Far-right teams in a number of international locations have sought to reshape public understanding of occasions just like the holocaust, slavery and, extra lately, the Jan. 6, 2021 assault on the U.S. Capitol. By ignoring the main points of the historic Reconquista or Franco’s dictatorship, La Reconquista seeks to legitimize its personal anti-immigrant views as conventional Spanish values, in response to Marc Esteve Del Valle, a professor on the University of Groningen within the Netherlands who has studied Reconquista’s use of the web.
In that sense, the web isn’t only a place the place Reconquista supporters discover one another and share info, however a way of shaping public opinion and politics.
“The social networks are tools to organize, to mobilize. It’s where the movement lives,” Esteve Del Valle mentioned.
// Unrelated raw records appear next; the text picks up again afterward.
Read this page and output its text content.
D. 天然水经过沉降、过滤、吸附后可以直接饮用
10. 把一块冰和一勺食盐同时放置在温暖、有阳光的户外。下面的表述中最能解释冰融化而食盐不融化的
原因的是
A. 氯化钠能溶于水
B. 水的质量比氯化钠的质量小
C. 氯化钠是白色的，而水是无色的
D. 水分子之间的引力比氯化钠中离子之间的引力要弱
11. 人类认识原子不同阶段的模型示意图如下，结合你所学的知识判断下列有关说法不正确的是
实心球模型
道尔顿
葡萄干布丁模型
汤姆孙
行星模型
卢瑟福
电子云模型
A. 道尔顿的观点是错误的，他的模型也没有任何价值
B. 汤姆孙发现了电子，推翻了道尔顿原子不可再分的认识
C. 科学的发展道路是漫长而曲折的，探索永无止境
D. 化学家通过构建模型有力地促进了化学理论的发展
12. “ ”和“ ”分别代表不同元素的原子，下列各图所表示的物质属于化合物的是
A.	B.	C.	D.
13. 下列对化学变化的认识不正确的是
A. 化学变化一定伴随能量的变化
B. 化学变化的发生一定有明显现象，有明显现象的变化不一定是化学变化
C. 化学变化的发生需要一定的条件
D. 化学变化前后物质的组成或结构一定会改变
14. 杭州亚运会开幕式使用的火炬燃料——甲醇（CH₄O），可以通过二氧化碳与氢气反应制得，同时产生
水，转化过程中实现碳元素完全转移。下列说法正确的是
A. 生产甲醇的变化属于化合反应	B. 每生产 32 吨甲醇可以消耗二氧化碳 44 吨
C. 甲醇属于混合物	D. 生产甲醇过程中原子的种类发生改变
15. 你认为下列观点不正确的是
Twitter has drastically lowered its workers targeted on ferreting out misinformation, hate speech and extremist content material because it was purchased by Elon Musk. The firm didn’t reply to messages in search of remark about La Reconquista.
In current years various informally organized far-right teams have used social media in related methods.
In Italy, an anti-vaccine group often known as V_V (after the film “V for Vendetta”) has used Telegram to threaten nurses, medical doctors and others concerned in efforts to avoid wasting lives through the COVID-19 pandemic. In Germany, an analogous group often known as Querdenken used Facebook to encourage violence towards vaccine supporters till it was kicked off the positioning. In Brazil, supporters of former President Jair Bolsonaro plotted on social media forward of January’s violent assault in Brasilia.
And within the U.S., social media performed a vital function in spurring the lethal Jan. 6, 2021 riot on the U.S. Capitol, and is now being utilized by supporters of Trump in an effort to whitewash the occasions of that day.
Trump himself has helped construct bridges between among the teams, as when he praised the Spanish Vox Party throughout a video message performed at a rally final yr.
“We have to make sure that we protect our borders and do lots of very good conservative things,” Trump instructed the gang. “Spain is a great country and we want to keep it a great country. So congratulations to Vox for so many great messages you get out to the people of Spain and the people of the world.”